Speaking to Daines during a Thursday fire briefing in Billings, federal and state agencies said that extremely early snowmelt in western Montana and increasing thunderstorms in the east are setting the state up for a tough wildfire season.
Western wildfire conditions are as bad as they’ve been in years. Eastern Montana, still green from spring rains, is now beginning to dry out with thunderstorms expected to deliver more lightning than soaking rain in coming weeks.
“We’re now in July. June, May, those were our wet months and they didn’t do what they needed to do to fend this off,” said Dan Borsum, National Weather Service meteorologist. “So the soil, the vegetation, relief is not on the way for them.”
In southwest Montana, where moderate drought conditions have persisted since March, Mountain snows had melted above 8,000 feet by the middle of June, three weeks earlier than normal, Borsum said. Similar conditions were reported across Western Montana.
Severe drought conditions were reported in 10 northwest Montana counties when the U.S. Drought Monitor was updated Thursday. All told, 26 of Montana’s 56 counties are experiencing severe to moderate drought. Portions of another 13 counties are abnormally dry.
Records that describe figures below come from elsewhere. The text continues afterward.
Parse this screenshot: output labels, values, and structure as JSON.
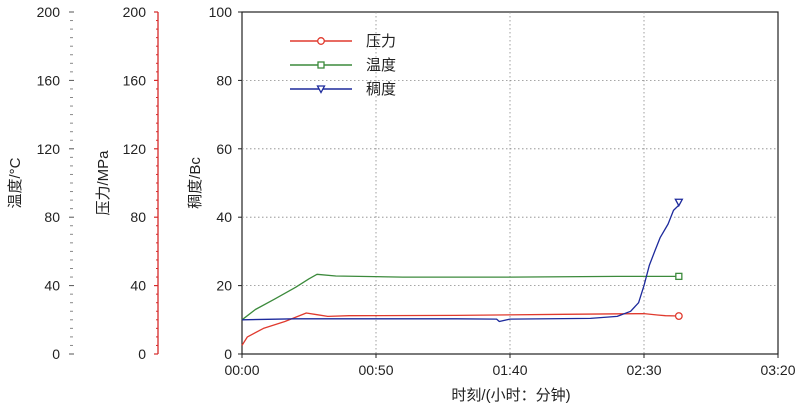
{
  "chart_data": {
    "type": "line",
    "xlabel": "时刻/(小时：分钟)",
    "x_ticks": [
      "00:00",
      "00:50",
      "01:40",
      "02:30",
      "03:20"
    ],
    "xlim_minutes": [
      0,
      200
    ],
    "axes": {
      "temperature": {
        "label": "温度/°C",
        "ylim": [
          0,
          200
        ],
        "ticks": [
          "0",
          "40",
          "80",
          "120",
          "160",
          "200"
        ],
        "color": "#444444"
      },
      "pressure": {
        "label": "压力/MPa",
        "ylim": [
          0,
          200
        ],
        "ticks": [
          "0",
          "40",
          "80",
          "120",
          "160",
          "200"
        ],
        "color": "#d62a2a"
      },
      "consistency": {
        "label": "稠度/Bc",
        "ylim": [
          0,
          100
        ],
        "ticks": [
          "0",
          "20",
          "40",
          "60",
          "80",
          "100"
        ],
        "color": "#1f1f1f"
      }
    },
    "grid": true,
    "legend_position": "top-left",
    "series": [
      {
        "name": "压力",
        "color": "#e03a2e",
        "marker": "circle",
        "axis": "consistency",
        "x": [
          0,
          2,
          8,
          16,
          24,
          28,
          32,
          40,
          80,
          120,
          150,
          155,
          158,
          163
        ],
        "y": [
          2.5,
          5,
          7.5,
          9.5,
          12,
          11.5,
          11,
          11.2,
          11.3,
          11.6,
          11.8,
          11.4,
          11.2,
          11.1
        ]
      },
      {
        "name": "温度",
        "color": "#3c8a3c",
        "marker": "square",
        "axis": "consistency",
        "x": [
          0,
          5,
          12,
          20,
          25,
          28,
          35,
          60,
          100,
          140,
          163
        ],
        "y": [
          10,
          13,
          16,
          19.5,
          22,
          23.3,
          22.8,
          22.5,
          22.5,
          22.7,
          22.7
        ]
      },
      {
        "name": "稠度",
        "color": "#1d2a9c",
        "marker": "triangle",
        "axis": "consistency",
        "x": [
          0,
          20,
          40,
          80,
          95,
          96,
          100,
          130,
          140,
          145,
          148,
          150,
          152,
          154,
          156,
          159,
          161,
          163
        ],
        "y": [
          10,
          10.3,
          10.3,
          10.3,
          10.2,
          9.5,
          10.2,
          10.4,
          11,
          12.5,
          15,
          20,
          26,
          30,
          34,
          38,
          42,
          43.5
        ]
      }
    ]
  }
}
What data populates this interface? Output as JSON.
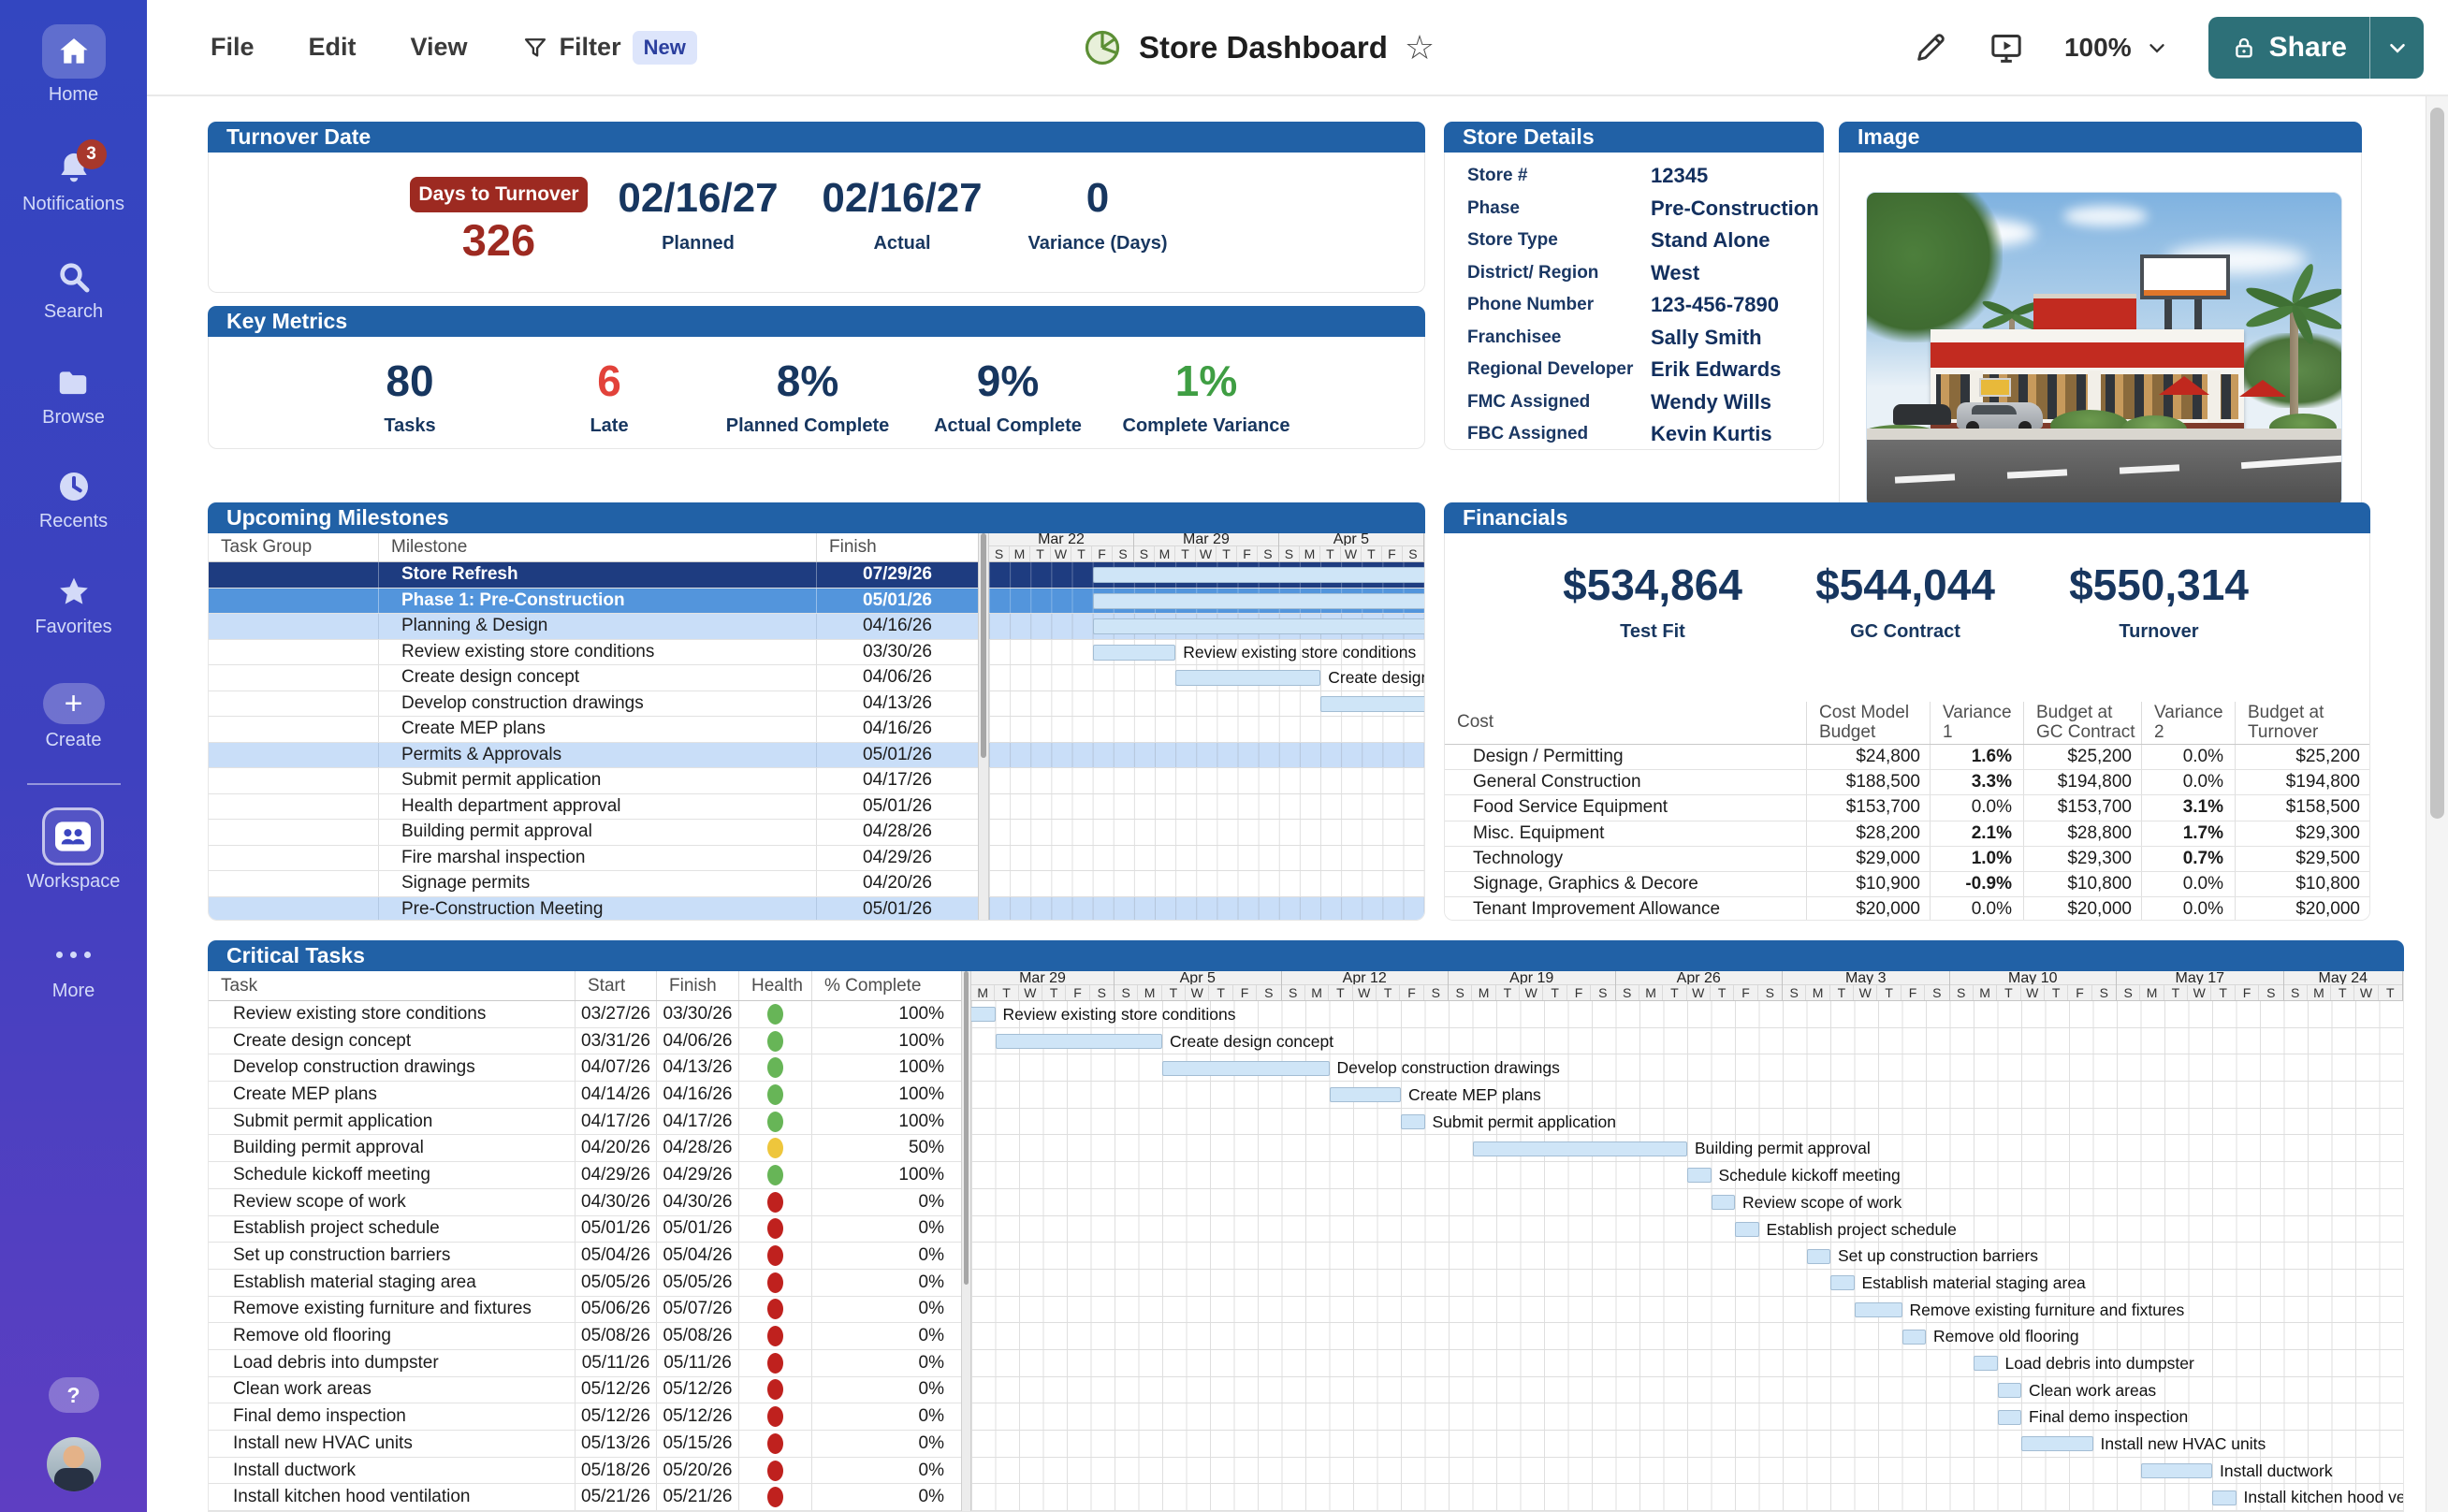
{
  "app": {
    "menu": [
      "File",
      "Edit",
      "View"
    ],
    "filter": {
      "label": "Filter",
      "badge": "New"
    },
    "title": "Store Dashboard",
    "zoom_level": "100%",
    "share_label": "Share"
  },
  "sidebar": {
    "items": [
      {
        "id": "home",
        "label": "Home",
        "icon": "home",
        "active": true
      },
      {
        "id": "notifications",
        "label": "Notifications",
        "icon": "bell",
        "badge": "3"
      },
      {
        "id": "search",
        "label": "Search",
        "icon": "search"
      },
      {
        "id": "browse",
        "label": "Browse",
        "icon": "folder"
      },
      {
        "id": "recents",
        "label": "Recents",
        "icon": "clock"
      },
      {
        "id": "favorites",
        "label": "Favorites",
        "icon": "star"
      },
      {
        "id": "create",
        "label": "Create",
        "icon": "plus",
        "divider_after": true
      },
      {
        "id": "workspace",
        "label": "Workspace",
        "icon": "people"
      },
      {
        "id": "more",
        "label": "More",
        "icon": "dots"
      }
    ],
    "help_label": "?"
  },
  "turnover": {
    "header": "Turnover Date",
    "badge_label": "Days to Turnover",
    "days_value": "326",
    "stats": [
      {
        "value": "02/16/27",
        "label": "Planned"
      },
      {
        "value": "02/16/27",
        "label": "Actual"
      },
      {
        "value": "0",
        "label": "Variance (Days)"
      }
    ]
  },
  "key_metrics": {
    "header": "Key Metrics",
    "items": [
      {
        "value": "80",
        "label": "Tasks",
        "color": "navy"
      },
      {
        "value": "6",
        "label": "Late",
        "color": "red"
      },
      {
        "value": "8%",
        "label": "Planned Complete",
        "color": "navy"
      },
      {
        "value": "9%",
        "label": "Actual Complete",
        "color": "navy"
      },
      {
        "value": "1%",
        "label": "Complete Variance",
        "color": "green"
      }
    ]
  },
  "store_details": {
    "header": "Store Details",
    "fields": [
      {
        "label": "Store #",
        "value": "12345"
      },
      {
        "label": "Phase",
        "value": "Pre-Construction"
      },
      {
        "label": "Store Type",
        "value": "Stand Alone"
      },
      {
        "label": "District/ Region",
        "value": "West"
      },
      {
        "label": "Phone Number",
        "value": "123-456-7890"
      },
      {
        "label": "Franchisee",
        "value": "Sally Smith"
      },
      {
        "label": "Regional Developer",
        "value": "Erik Edwards"
      },
      {
        "label": "FMC Assigned",
        "value": "Wendy Wills"
      },
      {
        "label": "FBC Assigned",
        "value": "Kevin Kurtis"
      }
    ]
  },
  "image_panel": {
    "header": "Image"
  },
  "milestones": {
    "header": "Upcoming Milestones",
    "columns": [
      "Task Group",
      "Milestone",
      "Finish"
    ],
    "rows": [
      {
        "milestone": "Store Refresh",
        "finish": "07/29/26",
        "style": "dark",
        "bar": {
          "start": "03/27/26",
          "end": "07/29/26",
          "show_label": false
        }
      },
      {
        "milestone": "Phase 1: Pre-Construction",
        "finish": "05/01/26",
        "style": "medium",
        "bar": {
          "start": "03/27/26",
          "end": "05/01/26",
          "show_label": false
        }
      },
      {
        "milestone": "Planning & Design",
        "finish": "04/16/26",
        "style": "light",
        "bar": {
          "start": "03/27/26",
          "end": "04/16/26",
          "show_label": false
        }
      },
      {
        "milestone": "Review existing store conditions",
        "finish": "03/30/26",
        "style": "plain",
        "bar": {
          "start": "03/27/26",
          "end": "03/30/26",
          "show_label": true
        }
      },
      {
        "milestone": "Create design concept",
        "finish": "04/06/26",
        "style": "plain",
        "bar": {
          "start": "03/31/26",
          "end": "04/06/26",
          "show_label": true
        }
      },
      {
        "milestone": "Develop construction drawings",
        "finish": "04/13/26",
        "style": "plain",
        "bar": {
          "start": "04/07/26",
          "end": "04/13/26",
          "show_label": true
        }
      },
      {
        "milestone": "Create MEP plans",
        "finish": "04/16/26",
        "style": "plain",
        "bar": {
          "start": "04/14/26",
          "end": "04/16/26",
          "show_label": false
        }
      },
      {
        "milestone": "Permits & Approvals",
        "finish": "05/01/26",
        "style": "light",
        "bar": {
          "start": "04/17/26",
          "end": "05/01/26",
          "show_label": false
        }
      },
      {
        "milestone": "Submit permit application",
        "finish": "04/17/26",
        "style": "plain",
        "bar": null
      },
      {
        "milestone": "Health department approval",
        "finish": "05/01/26",
        "style": "plain",
        "bar": null
      },
      {
        "milestone": "Building permit approval",
        "finish": "04/28/26",
        "style": "plain",
        "bar": null
      },
      {
        "milestone": "Fire marshal inspection",
        "finish": "04/29/26",
        "style": "plain",
        "bar": null
      },
      {
        "milestone": "Signage permits",
        "finish": "04/20/26",
        "style": "plain",
        "bar": null
      },
      {
        "milestone": "Pre-Construction Meeting",
        "finish": "05/01/26",
        "style": "light",
        "bar": null
      }
    ],
    "gantt": {
      "timeline_start": "03/22/26",
      "weeks": [
        {
          "label": "Mar 22",
          "days": [
            "S",
            "M",
            "T",
            "W",
            "T",
            "F",
            "S"
          ]
        },
        {
          "label": "Mar 29",
          "days": [
            "S",
            "M",
            "T",
            "W",
            "T",
            "F",
            "S"
          ]
        },
        {
          "label": "Apr 5",
          "days": [
            "S",
            "M",
            "T",
            "W",
            "T",
            "F",
            "S"
          ]
        }
      ]
    }
  },
  "financials": {
    "header": "Financials",
    "summary": [
      {
        "value": "$534,864",
        "label": "Test Fit"
      },
      {
        "value": "$544,044",
        "label": "GC Contract"
      },
      {
        "value": "$550,314",
        "label": "Turnover"
      }
    ],
    "cost_table": {
      "columns": [
        "Cost",
        "Cost Model Budget",
        "Variance 1",
        "Budget at GC Contract",
        "Variance 2",
        "Budget at Turnover"
      ],
      "rows": [
        {
          "name": "Design / Permitting",
          "cost_model": "$24,800",
          "variance1": "1.6%",
          "v1_color": "red",
          "gc_budget": "$25,200",
          "variance2": "0.0%",
          "v2_color": "normal",
          "turnover_budget": "$25,200"
        },
        {
          "name": "General Construction",
          "cost_model": "$188,500",
          "variance1": "3.3%",
          "v1_color": "red",
          "gc_budget": "$194,800",
          "variance2": "0.0%",
          "v2_color": "normal",
          "turnover_budget": "$194,800"
        },
        {
          "name": "Food Service Equipment",
          "cost_model": "$153,700",
          "variance1": "0.0%",
          "v1_color": "normal",
          "gc_budget": "$153,700",
          "variance2": "3.1%",
          "v2_color": "red",
          "turnover_budget": "$158,500"
        },
        {
          "name": "Misc. Equipment",
          "cost_model": "$28,200",
          "variance1": "2.1%",
          "v1_color": "red",
          "gc_budget": "$28,800",
          "variance2": "1.7%",
          "v2_color": "red",
          "turnover_budget": "$29,300"
        },
        {
          "name": "Technology",
          "cost_model": "$29,000",
          "variance1": "1.0%",
          "v1_color": "red",
          "gc_budget": "$29,300",
          "variance2": "0.7%",
          "v2_color": "red",
          "turnover_budget": "$29,500"
        },
        {
          "name": "Signage, Graphics & Decore",
          "cost_model": "$10,900",
          "variance1": "-0.9%",
          "v1_color": "green",
          "gc_budget": "$10,800",
          "variance2": "0.0%",
          "v2_color": "normal",
          "turnover_budget": "$10,800"
        },
        {
          "name": "Tenant Improvement Allowance",
          "cost_model": "$20,000",
          "variance1": "0.0%",
          "v1_color": "normal",
          "gc_budget": "$20,000",
          "variance2": "0.0%",
          "v2_color": "normal",
          "turnover_budget": "$20,000"
        }
      ]
    }
  },
  "critical": {
    "header": "Critical Tasks",
    "columns": [
      "Task",
      "Start",
      "Finish",
      "Health",
      "% Complete"
    ],
    "rows": [
      {
        "task": "Review existing store conditions",
        "start": "03/27/26",
        "finish": "03/30/26",
        "health": "green",
        "pct": "100%"
      },
      {
        "task": "Create design concept",
        "start": "03/31/26",
        "finish": "04/06/26",
        "health": "green",
        "pct": "100%"
      },
      {
        "task": "Develop construction drawings",
        "start": "04/07/26",
        "finish": "04/13/26",
        "health": "green",
        "pct": "100%"
      },
      {
        "task": "Create MEP plans",
        "start": "04/14/26",
        "finish": "04/16/26",
        "health": "green",
        "pct": "100%"
      },
      {
        "task": "Submit permit application",
        "start": "04/17/26",
        "finish": "04/17/26",
        "health": "green",
        "pct": "100%"
      },
      {
        "task": "Building permit approval",
        "start": "04/20/26",
        "finish": "04/28/26",
        "health": "yellow",
        "pct": "50%"
      },
      {
        "task": "Schedule kickoff meeting",
        "start": "04/29/26",
        "finish": "04/29/26",
        "health": "green",
        "pct": "100%"
      },
      {
        "task": "Review scope of work",
        "start": "04/30/26",
        "finish": "04/30/26",
        "health": "red",
        "pct": "0%"
      },
      {
        "task": "Establish project schedule",
        "start": "05/01/26",
        "finish": "05/01/26",
        "health": "red",
        "pct": "0%"
      },
      {
        "task": "Set up construction barriers",
        "start": "05/04/26",
        "finish": "05/04/26",
        "health": "red",
        "pct": "0%"
      },
      {
        "task": "Establish material staging area",
        "start": "05/05/26",
        "finish": "05/05/26",
        "health": "red",
        "pct": "0%"
      },
      {
        "task": "Remove existing furniture and fixtures",
        "start": "05/06/26",
        "finish": "05/07/26",
        "health": "red",
        "pct": "0%"
      },
      {
        "task": "Remove old flooring",
        "start": "05/08/26",
        "finish": "05/08/26",
        "health": "red",
        "pct": "0%"
      },
      {
        "task": "Load debris into dumpster",
        "start": "05/11/26",
        "finish": "05/11/26",
        "health": "red",
        "pct": "0%"
      },
      {
        "task": "Clean work areas",
        "start": "05/12/26",
        "finish": "05/12/26",
        "health": "red",
        "pct": "0%"
      },
      {
        "task": "Final demo inspection",
        "start": "05/12/26",
        "finish": "05/12/26",
        "health": "red",
        "pct": "0%"
      },
      {
        "task": "Install new HVAC units",
        "start": "05/13/26",
        "finish": "05/15/26",
        "health": "red",
        "pct": "0%"
      },
      {
        "task": "Install ductwork",
        "start": "05/18/26",
        "finish": "05/20/26",
        "health": "red",
        "pct": "0%"
      },
      {
        "task": "Install kitchen hood ventilation",
        "start": "05/21/26",
        "finish": "05/21/26",
        "health": "red",
        "pct": "0%"
      }
    ],
    "gantt": {
      "timeline_start": "03/30/26",
      "weeks": [
        {
          "label": "Mar 29",
          "days": [
            "M",
            "T",
            "W",
            "T",
            "F",
            "S"
          ]
        },
        {
          "label": "Apr 5",
          "days": [
            "S",
            "M",
            "T",
            "W",
            "T",
            "F",
            "S"
          ]
        },
        {
          "label": "Apr 12",
          "days": [
            "S",
            "M",
            "T",
            "W",
            "T",
            "F",
            "S"
          ]
        },
        {
          "label": "Apr 19",
          "days": [
            "S",
            "M",
            "T",
            "W",
            "T",
            "F",
            "S"
          ]
        },
        {
          "label": "Apr 26",
          "days": [
            "S",
            "M",
            "T",
            "W",
            "T",
            "F",
            "S"
          ]
        },
        {
          "label": "May 3",
          "days": [
            "S",
            "M",
            "T",
            "W",
            "T",
            "F",
            "S"
          ]
        },
        {
          "label": "May 10",
          "days": [
            "S",
            "M",
            "T",
            "W",
            "T",
            "F",
            "S"
          ]
        },
        {
          "label": "May 17",
          "days": [
            "S",
            "M",
            "T",
            "W",
            "T",
            "F",
            "S"
          ]
        },
        {
          "label": "May 24",
          "days": [
            "S",
            "M",
            "T",
            "W",
            "T"
          ]
        }
      ]
    }
  }
}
However, for 340 miles across southern Montana, from Big Timber to Ekalaka, conditions were still normal for the year through June 30. The southern region has received more than a month of rain from monsoonal weather formations in the southwest United States. That weather pattern will persist but won’t be helpful Borsum said.
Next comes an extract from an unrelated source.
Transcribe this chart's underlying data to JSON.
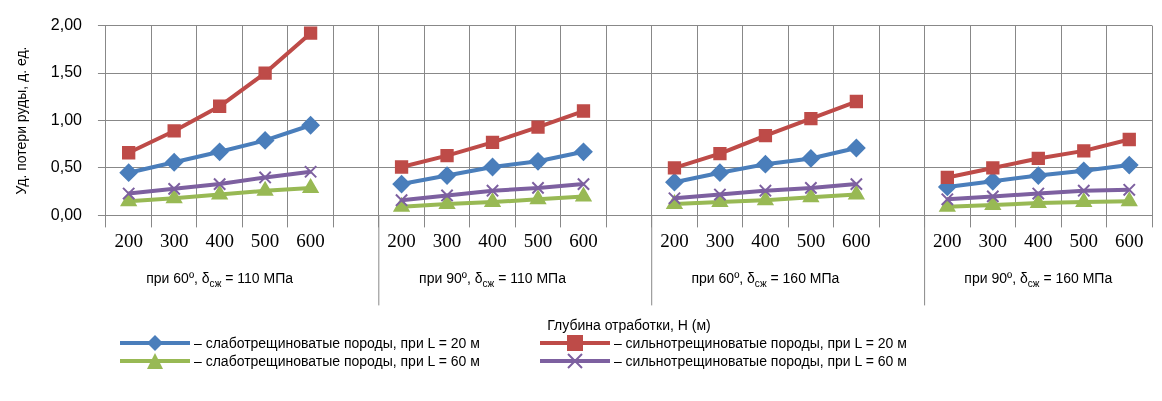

“The wettest part of the monsoon will be in Colorado, will be into Wyoming, but on the periphery of this you have a projection of more active thunderstorm activity than you would see in a typical year,” Borsum said.
The eastern part of Montana normally sees 40 thunderstorms between June and September. There were 22 thunderstorms in June, according to the National Weather Service.
Fire management officers for the Forest Service, Department of Natural Resources and Bureau of Land Management said the fire season began earlier than usual. At one point skiers were evacuated from Red Lodge Mountain because of an unusually early 300-acre forest fire. Rain in mid-May through June stamped out fire activity, but a return is possible as July progresses.
“We had a pretty dry spring. We had a run of very low moisture, a lot of wind and on March 28 they kind of culminated,” said Derek Yeager, DNRC Fire Program manager. “We had about five fires in 90 minutes that exceeded 1,000 acres in three different counties. Already this year, we’ve had more fires by twice and burned more acres than we have the last two years combined.”
Daines has spent the beginning of the Senate’s eight-day Fourth of July break touring Western Montana forested lands, where fire danger is extremely high. He said the Senate is trying to change the way wildfire money is appropriated so more gets spent on prevention.
“One of the challenges our Forest Service has is when they get to 100 percent of spending their wildfire suppression funds, they have to start basically borrowing and spending other dollars that could be allocated toward prevention and more active forest management,” Daines said.
Daines said the Senate is working on a bill allowing wildfires to be declared natural disasters, which would free up millions of dollars in Forest Service budget that could be spent on prevention instead of fire suppression.